Metade da Corte votou a
favor da Turquia e a outra metade a favor da França, assim cabendo a decisão ao
presidente da Corte. A
doutrina da territorialidade serviu como base para a maioria dos votos. De
acordo com essa doutrina, o navio serviria como um prolongamento do domínio do
estado. O conceito de territorialidade foi essencial para o desenrolar do caso,
uma vez que o presidente da Corte Permanente Internacional de Direito à
época era Dionisio Anzilotti, que buscava no pacta sunt servanda (os pactos assumidos devem ser respeitados) a
norma fundamental do direito internacional (ACCIOLY, NASCIMENTO E SILVA e CASELLA. 2012, P. 137).
A decisão do tribunal foi
a seguinte: “o que se passa a bordo de um navio em alto-mar, deve ser
considerado como se tivesse ocorrido no território do estado cuja bandeira o
navio usa. Se, pois, um ato delituoso, cometido num navio, em alto-mar, produz
seus efeitos sobre um navio que usa outra bandeira ou sobre um território
estrangeiro, devem ser aplicados ao caso os mesmos princípios que se aplicariam
se se tratasse de dois territórios de estados diferentes, e, portanto, deve
concluir-se que nenhuma regra de direito internacional proíbe ao estado, de que
depende o navio, onde os efeitos do delito se manifestaram, considerar esse
delito como se tivesse sido cometido no seu território e exercer a ação penal
contra o delinquente”.
A Corte concluiu,
portanto, que existiam jurisdições concorrentes em casos de abalroamentos. Em
casos de colisões em alto-mar em que o culpado é um navio de guerra, a
jurisdição que deve julgar é a que pertence o navio. Finalmente, no caso das
colisões em alto-mar entre navios de diferentes bandeiras, a competência penal
para julgar o caso não exclui a competência concorrente dos dois estados. Uma
vez que a Turquia provou possuir extraterritorialidade prevista em sua
legislação penal para aquela hipótese, considerando, ainda, que a embarcação não
era militar, a Corte recusou o pedido da França. A jurisdição extraterritorial, acontece nos casos
em que o Estado exerce a sua jurisdição sobre fatos ocorridos fora do seu
território. Existem vários critérios que podem justificar a jurisdição extraterritorial.

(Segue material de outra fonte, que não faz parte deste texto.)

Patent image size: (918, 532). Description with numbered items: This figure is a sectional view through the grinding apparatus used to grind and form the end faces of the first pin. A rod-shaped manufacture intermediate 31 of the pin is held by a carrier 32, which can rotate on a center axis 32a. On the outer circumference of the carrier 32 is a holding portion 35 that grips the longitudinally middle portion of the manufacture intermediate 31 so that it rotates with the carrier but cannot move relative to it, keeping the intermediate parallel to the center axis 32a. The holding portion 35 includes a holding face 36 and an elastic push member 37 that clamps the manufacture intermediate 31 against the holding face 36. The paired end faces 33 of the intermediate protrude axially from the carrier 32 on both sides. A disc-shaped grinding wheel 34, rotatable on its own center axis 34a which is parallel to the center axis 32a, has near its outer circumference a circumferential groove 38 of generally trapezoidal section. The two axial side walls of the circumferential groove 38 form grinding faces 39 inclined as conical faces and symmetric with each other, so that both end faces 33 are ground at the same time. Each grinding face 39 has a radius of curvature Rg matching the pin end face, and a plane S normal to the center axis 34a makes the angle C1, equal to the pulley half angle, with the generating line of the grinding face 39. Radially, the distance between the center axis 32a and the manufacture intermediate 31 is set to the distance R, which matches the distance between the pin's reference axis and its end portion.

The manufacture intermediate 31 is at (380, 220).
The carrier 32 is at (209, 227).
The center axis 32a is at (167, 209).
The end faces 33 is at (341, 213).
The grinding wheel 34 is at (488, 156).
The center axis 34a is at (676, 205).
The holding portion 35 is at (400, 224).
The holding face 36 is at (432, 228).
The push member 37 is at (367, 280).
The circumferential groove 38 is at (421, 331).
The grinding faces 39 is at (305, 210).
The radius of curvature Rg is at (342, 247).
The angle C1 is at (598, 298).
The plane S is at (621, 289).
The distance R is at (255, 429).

No caso em questão, o vínculo que permitiu o exercício da jurisdição
extraterritorial foi o fato de as vítimas serem turcas e o fato de ter ocorrido
em alto mar.
REFERÊNCIAS
GODOY, Arnaldo S. M. HISTÓRIA DO DIREITO INTERNACIONAL: O CASO
LÓTUS (1927). Revista do Mestrado em Direito UCB
ACCIOLY, Hildebrando, NASCIMENTO E
SILVA, G. E., e CASELLA, Paulo Borba,
Manual de Direito Internacional Público. São Paulo: Saraiva, 2009, p. 564.